Mensah’s team intends to use Propensity Score Matching (PSM) – a fairly new technique – to evaluate the Ghanaian Health Scheme. PSM will allow them to statistically match the relevant, observable characteristics of women who are enrolled in the National Health Insurance Scheme (NHIS) with those who are outside the scheme, and then compare the healthcare outcomes of these two groups.
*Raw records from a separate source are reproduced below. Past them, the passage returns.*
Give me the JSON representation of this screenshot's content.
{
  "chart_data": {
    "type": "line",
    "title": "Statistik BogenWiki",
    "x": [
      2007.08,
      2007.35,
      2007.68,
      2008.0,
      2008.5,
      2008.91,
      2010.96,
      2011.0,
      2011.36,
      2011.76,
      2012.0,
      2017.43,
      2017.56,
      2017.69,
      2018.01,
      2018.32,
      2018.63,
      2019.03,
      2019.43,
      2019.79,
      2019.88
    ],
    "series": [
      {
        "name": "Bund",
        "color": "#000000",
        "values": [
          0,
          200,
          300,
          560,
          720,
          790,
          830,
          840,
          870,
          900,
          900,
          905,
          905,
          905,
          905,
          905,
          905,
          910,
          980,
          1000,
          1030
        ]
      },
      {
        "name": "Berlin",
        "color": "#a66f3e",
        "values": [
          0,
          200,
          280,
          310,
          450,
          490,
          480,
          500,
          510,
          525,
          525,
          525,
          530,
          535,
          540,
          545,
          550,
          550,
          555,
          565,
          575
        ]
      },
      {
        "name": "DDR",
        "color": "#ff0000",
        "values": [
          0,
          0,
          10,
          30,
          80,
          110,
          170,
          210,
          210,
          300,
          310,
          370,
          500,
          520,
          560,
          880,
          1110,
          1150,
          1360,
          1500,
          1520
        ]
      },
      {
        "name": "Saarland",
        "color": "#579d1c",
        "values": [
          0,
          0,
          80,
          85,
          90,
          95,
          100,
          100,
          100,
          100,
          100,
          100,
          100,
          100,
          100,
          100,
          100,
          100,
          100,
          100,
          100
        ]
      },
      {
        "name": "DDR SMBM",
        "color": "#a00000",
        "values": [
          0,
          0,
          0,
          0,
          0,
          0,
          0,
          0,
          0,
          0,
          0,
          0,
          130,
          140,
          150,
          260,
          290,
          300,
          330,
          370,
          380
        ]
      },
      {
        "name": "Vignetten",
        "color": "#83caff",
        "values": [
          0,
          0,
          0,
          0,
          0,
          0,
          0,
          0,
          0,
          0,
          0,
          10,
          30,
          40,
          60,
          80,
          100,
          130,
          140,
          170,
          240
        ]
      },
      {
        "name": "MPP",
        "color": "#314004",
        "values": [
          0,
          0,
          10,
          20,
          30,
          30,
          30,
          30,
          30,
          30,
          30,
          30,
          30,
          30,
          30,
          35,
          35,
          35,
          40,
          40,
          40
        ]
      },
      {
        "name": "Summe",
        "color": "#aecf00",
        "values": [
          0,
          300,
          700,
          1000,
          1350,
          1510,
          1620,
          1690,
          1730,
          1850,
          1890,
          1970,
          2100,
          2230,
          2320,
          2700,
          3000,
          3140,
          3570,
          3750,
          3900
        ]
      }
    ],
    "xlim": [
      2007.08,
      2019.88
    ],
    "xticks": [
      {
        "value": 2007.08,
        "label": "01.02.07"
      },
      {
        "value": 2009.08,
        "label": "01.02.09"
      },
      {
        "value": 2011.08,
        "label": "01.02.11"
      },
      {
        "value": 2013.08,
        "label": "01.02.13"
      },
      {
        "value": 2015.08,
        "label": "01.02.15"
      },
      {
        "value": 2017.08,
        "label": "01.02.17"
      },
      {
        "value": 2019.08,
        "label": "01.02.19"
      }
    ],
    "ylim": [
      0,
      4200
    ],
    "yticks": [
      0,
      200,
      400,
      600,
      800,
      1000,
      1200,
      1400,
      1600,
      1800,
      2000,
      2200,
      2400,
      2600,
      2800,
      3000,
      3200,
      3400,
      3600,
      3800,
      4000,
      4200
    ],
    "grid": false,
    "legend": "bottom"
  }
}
It is expected that the team will be able to show the extent to which the National Health Insurance Scheme has improved Ghana’s chances for achieving its health MDGs.

“We expect our evaluation to inform future policy decisions regarding the quality, affordability and utilization of healthcare services among Ghanaians,” said Mensah, speaking on behalf of the project team. “In addition, the grant will help establish whether the Ghanaian scheme can be used effectively in other African countries.”

The GDN has already scheduled several high-profile workshops for Mensah’s project, including a regional workshop in Cairo, Egypt; a mid-project workshop in Brisbane, Australia, in conjunction with the 9th Annual Global Development Conference; and a workshop in Prague connected to the 10th Annual Global Development Conference.

The annual Global Development Conferences have become pre-eminent in the field of international development. Organized by the GDN, they have sponsorship from more than 25 leading international development agencies, including Canada’s International Development Research Centre, Germany Development Institutes, the Japanese Bank for International Cooperation, the Bill & Melinda Gates Foundation, the Islamic Development Bank, the Brookings Institute and the World Bank.

“We are very excited about the outcomes of the project,” said Mensah. “Our study could tremendously impact health research and healthcare services in the developing world. This is a project of critical international importance.”

In 2006 Mensah released his third book, Understanding Economic Reforms in Africa: A Tale of Seven Nations. He is part of the World Bank Institute’s working group on the “Mobilization of Africans in the Diaspora for Development”; and the project manager for an ongoing project titled, “Ghanaian Immigrant Religious Transnationalism.”